Ao nível jurisprudencial, citamos ainda (dada a abrangência da síntese aí efetuada, no atinente à definição do critério superior interesse da criança) o acórdão do Tribunal da Relação de Guimarães n.º 253/10.6TMBRG-A.G1, de 16/06/2016, “[p]or se tratar de um conceito jurídico indeterminado, o princípio só adquire relevância quando referido ao interesse de cada criança ou jovem, em concreto, defendendo-se mesmo que haverá tantos interesses quantos forem os menores. O interesse de uma criança não se confunde com o interesse de outra criança e o interesse de cada um destes é, ele próprio, suscetível de se modificar ao longo do tempo, já que o processo de desenvolvimento é uma sucessão de estádios, com características e necessidades próprias. Para Maria Clara Sottomayor «o conceito de interesse da criança comporta uma pluralidade de sentidos. Não só porque o seu conteúdo se altera de acordo com o espírito da época e com a evolução dos costumes, ou porque é diferente para cada família e para cada criança, mas também porque relativamente ao mesmo caso, é passível de conteúdos diversos igualmente válidos, conforme a valoração que o juiz faça da situação de [facto]». Caberá, pois, ao julgador densificar valorativamente este conceito, de conteúdo imprecisamente traçado, apreendendo o fenómeno familiar na sua infinita variedade e imensa complexidade e, numa análise sistémica e interdisciplinar da situação concreta de cada criança, decidir em oportunidade pelo que considerar mais justo e adequado. No fundo, significa que deve adotar-se a solução mais ajustada ao caso concreto, de modo a oferecerem-se melhores garantias de desenvolvimento físico e psíquico da criança, do seu bem-estar e segurança e da formação da sua personalidade ou, como se refere no Acórdão do Relação de Coimbra de 16 de Março de 2004» quem, na verdade, define, em cada caso, o sentido dos conceitos intencionalmente deixados vagos na lei é o tribunal, no exercício da função que lhe cabe de a interpretar e aplicar, em face das realidades concretas da vida, nos termos dos artigos 8.º, n.º 3, e 9.º, ambos do Código Civil»”([12]).

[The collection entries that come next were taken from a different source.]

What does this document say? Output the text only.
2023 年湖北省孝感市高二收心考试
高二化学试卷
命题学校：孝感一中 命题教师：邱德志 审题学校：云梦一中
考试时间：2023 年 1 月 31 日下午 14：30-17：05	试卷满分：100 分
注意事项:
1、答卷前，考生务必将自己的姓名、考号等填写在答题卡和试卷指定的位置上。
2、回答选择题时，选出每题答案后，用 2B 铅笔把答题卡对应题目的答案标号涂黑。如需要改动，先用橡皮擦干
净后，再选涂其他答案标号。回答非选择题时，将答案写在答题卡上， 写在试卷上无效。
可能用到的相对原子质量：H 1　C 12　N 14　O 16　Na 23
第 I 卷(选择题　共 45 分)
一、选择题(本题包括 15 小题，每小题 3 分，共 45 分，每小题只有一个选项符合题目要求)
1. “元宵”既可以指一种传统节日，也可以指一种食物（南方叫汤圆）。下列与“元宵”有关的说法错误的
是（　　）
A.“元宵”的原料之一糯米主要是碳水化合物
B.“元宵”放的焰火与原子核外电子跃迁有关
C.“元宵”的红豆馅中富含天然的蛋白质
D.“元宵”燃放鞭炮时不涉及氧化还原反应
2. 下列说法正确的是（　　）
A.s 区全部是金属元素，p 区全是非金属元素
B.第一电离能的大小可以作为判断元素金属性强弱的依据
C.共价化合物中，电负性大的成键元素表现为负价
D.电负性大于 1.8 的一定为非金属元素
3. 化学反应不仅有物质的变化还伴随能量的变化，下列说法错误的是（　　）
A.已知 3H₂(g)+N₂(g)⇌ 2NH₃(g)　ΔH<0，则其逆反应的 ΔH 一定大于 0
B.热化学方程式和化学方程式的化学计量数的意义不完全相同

Ou seja, o superior interesse da criança ou do jovem é aferível sempre concretamente em função das circunstâncias de cada caso, havendo que determinar qual é o motivo pelo qual ele poderá estar a ser prejudicado e, uma vez determinado, ser tomada a decisão mais adequada a removê-lo.
C’) A audição da criança, a sua incapacidade de exercício de direitos e a decisão do tribunal: do direito a expressar as suas opiniões à inexistência de um direito de decidir ou de um qualquer “direito de veto” sobre as decisões tomadas pelo tribunal (sem prejuízo de o juízo de valor decisório do tribunal vir a ser idêntico à opinião da criança ou jovem).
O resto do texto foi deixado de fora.